Scale up vs scale out is a pretty standard conundrum nowadays – particularly with the advent of distributed compute models such as Hadoop. A few years ago, the standard approach in the Business Intelligence & data management world was simply to throw more hardware at it.
I’ve worked in places where servers have half a terabye of RAM and more cores than I can count… and looking back, I wonder whether this needs to be the case.
Now – just to be clear, this isn’t a rant about why Hadoop is a going to fix all your woes. In case you hadn’t realised yet – it won’t.
However, the revelation that vast data processing can be run on commodity hardware should be big red flashing light for those of us who have thrown hardware at problems in the past.
We are regularly called into businesses where the batch processing jobs fill the existing ‘pipe’ up to such an extend that jobs over run, hang, or even worse for the poor people who need to do something with the data being published, fail.
I think the core of the problem is that we have all been indoctrinated into thinking that a robust ETL process will fix everything.
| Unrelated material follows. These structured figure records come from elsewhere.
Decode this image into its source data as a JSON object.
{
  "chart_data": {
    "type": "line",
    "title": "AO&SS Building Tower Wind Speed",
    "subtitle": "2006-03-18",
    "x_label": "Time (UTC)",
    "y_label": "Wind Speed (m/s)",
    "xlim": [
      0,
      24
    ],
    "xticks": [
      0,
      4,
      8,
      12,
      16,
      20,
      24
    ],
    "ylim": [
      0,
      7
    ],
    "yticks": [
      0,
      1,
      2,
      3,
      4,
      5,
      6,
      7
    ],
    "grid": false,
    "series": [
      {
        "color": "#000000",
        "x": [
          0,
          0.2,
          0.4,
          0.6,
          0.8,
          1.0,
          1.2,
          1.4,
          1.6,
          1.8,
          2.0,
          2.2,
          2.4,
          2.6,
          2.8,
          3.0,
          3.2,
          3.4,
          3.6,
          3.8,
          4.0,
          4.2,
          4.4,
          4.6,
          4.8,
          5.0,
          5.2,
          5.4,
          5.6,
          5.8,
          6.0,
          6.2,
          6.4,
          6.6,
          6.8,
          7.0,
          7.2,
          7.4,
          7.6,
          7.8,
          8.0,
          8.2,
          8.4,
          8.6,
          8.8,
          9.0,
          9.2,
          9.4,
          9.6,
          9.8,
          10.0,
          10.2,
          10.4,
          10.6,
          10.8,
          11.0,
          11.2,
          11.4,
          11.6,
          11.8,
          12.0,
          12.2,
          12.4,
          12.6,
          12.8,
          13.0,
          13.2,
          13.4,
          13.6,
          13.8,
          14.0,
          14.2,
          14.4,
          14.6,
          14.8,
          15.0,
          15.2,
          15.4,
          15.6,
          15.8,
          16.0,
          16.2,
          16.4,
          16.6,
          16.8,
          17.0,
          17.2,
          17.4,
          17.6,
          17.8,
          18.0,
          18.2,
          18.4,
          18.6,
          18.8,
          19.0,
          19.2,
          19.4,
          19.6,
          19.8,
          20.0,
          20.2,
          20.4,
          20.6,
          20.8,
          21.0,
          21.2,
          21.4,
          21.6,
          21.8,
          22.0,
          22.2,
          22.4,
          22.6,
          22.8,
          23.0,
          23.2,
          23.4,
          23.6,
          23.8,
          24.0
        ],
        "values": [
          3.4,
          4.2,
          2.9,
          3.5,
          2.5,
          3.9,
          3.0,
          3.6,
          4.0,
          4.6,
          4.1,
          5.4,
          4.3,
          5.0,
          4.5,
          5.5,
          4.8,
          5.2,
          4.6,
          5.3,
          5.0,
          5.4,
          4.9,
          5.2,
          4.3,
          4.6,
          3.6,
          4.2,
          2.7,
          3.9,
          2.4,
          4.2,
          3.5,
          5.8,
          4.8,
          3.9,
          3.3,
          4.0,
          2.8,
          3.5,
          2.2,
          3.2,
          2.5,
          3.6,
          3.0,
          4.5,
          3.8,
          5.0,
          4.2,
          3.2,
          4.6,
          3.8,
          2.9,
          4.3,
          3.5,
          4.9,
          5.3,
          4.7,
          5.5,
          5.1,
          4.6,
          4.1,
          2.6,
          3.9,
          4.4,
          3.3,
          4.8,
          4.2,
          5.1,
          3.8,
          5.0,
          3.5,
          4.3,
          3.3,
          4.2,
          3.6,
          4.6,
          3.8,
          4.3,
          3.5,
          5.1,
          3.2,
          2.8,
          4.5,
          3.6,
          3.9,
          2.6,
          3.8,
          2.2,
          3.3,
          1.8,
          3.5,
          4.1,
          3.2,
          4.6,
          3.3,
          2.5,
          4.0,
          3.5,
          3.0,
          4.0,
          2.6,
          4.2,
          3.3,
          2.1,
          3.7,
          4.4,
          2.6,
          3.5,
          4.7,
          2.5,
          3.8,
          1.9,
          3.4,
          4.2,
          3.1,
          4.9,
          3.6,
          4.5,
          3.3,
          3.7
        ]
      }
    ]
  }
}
The issue is – a SINGLE ETL process probably won’t. We’ve convinced ourselves that a single pipe, and therefore a single ETL process, will do what is required, and will scale.
Unfortunately, single-stream processes don’t scale – or at least, not cheaply. It also means you have a pretty clear single-point-of-failure. Which isn’t great.
The trick, as often is the case with technology, is to think about things a little differently.
If you can view your solution as not just one single huge process, but in fact thousands of tiny processes, then you can do something quite interesting – run enterprise BI on commodity hardware.
Don’t get me wrong – sometimes, you’ll need a 256 GB RAM server with more compute power than Amazon. However, this could well be for a few minutes a day. What do you do with this server when it’s bored?
Wouldn’t it be nice if you could spin up just enough compute power to get you by on demand, and then spin it down when you no longer need it? What if, rather than a single mid-sized pipe, you have 40 pipes which expand and contract depending on the work you need them to do?
I know many people don’t have the luxury of using elastic compute on . However, many people have a virtualised environment where they could maintain a set of different VMs for specific purposes…. or, even better, run on a docker (https://www.docker.com/) environment.
As with all our solutions – we realise that code is less than half the challenge. Elegant orchestration, simplicity of design and a willingness to use metadata for more than just documentation result in a genuinely great solution.
I’d strongly recommending buying some more cheap pipes before you go and blow your annual budget on a new huge one…